We learned from this experience. Gleangen became a staffed part of Google’s Behavioral Economics team shortly after this LLM forecasting contest started. I left Google in October of 2022 to serve as the CTO of Metaculus, but as of August 2024, the team continues to refine its approach to make Gleangen a useful source of information for Google senior management.
Looking to the future
As Nuño Sempere, Misha Yagudin, and Eli Lifland wrote in 2021, a successful corporate prediction market needs to cost less than the value of information it produces. I see the path forward in two improvements to this cost-benefit analysis. First, it must present leadership with more valuable information. All the examples of predictions in this article — executive hires, self-driving car safety metrics, COVID-19 workplace policies, datacenter costs, and LLM progress — could be useless or pivotal, depending on the process around it and the needs of the internal customer.
Second, AI could make the forecasts cheaper to produce. Sarah Pratt, a researcher at DeepMind, and members of the Gleangen team released a paper in June which compared bettors on Gleangen to predictions from PaLM 2, an LLM developed by Google. In brief, that paper — as well as several others recently released — show AI forecasts are much better than chance, but not nearly as accurate as a human crowd, at least not yet. Their paper also highlights another way AI helps with the cost-benefit of corporate prediction markets: they increase the value of the wisdom of the human crowd by using it for evaluation, and perhaps soon the training, of AI systems.
As the economists, engineers, and researchers running corporate prediction markets improve this value proposition, they may realize the now decades-old vision of Bo Cowgill and others. They are buoyed by the popularity of real-money public markets like Polymarket and Kalshi.

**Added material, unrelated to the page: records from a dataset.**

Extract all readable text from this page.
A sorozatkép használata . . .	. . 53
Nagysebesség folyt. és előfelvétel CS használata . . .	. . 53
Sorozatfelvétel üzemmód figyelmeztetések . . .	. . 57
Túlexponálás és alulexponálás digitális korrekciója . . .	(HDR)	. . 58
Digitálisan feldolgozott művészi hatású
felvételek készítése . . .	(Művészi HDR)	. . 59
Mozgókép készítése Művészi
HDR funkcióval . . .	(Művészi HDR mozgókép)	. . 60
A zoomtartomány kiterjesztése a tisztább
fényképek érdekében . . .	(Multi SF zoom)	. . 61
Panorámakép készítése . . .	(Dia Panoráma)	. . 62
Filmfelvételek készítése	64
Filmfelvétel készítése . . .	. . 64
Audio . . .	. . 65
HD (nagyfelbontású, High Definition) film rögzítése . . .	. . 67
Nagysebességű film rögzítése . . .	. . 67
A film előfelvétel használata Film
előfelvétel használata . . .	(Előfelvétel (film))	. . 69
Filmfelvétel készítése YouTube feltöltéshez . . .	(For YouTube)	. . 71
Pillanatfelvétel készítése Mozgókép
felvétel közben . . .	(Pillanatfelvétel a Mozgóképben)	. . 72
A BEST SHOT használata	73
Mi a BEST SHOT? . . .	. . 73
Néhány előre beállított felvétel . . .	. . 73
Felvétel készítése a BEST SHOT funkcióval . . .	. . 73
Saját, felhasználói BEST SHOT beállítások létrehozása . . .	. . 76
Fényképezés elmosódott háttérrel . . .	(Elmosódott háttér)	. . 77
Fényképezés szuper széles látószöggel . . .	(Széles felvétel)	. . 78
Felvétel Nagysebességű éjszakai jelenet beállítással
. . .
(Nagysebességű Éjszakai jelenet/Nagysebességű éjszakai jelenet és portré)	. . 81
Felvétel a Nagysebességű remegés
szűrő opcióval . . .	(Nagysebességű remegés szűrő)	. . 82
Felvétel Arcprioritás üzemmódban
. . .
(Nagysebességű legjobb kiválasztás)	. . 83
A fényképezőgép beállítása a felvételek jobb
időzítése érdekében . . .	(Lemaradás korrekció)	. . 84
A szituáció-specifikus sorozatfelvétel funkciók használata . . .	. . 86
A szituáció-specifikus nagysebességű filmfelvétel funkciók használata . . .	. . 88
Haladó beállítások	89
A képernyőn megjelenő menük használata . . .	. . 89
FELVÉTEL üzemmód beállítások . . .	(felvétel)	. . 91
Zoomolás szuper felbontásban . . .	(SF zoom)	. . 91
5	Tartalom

At the Manifest conference this summer, run by the prediction market Manifold, Keri Warr, a member of the technical staff at Anthropic, announced that Anthropic has launched an internal prediction market with a “focus on decision-makers.” Time will tell whether Anthropic’s employees, in concert with Claude, will produce information that helps steer the direction of the company — and if so, whether more companies will follow them.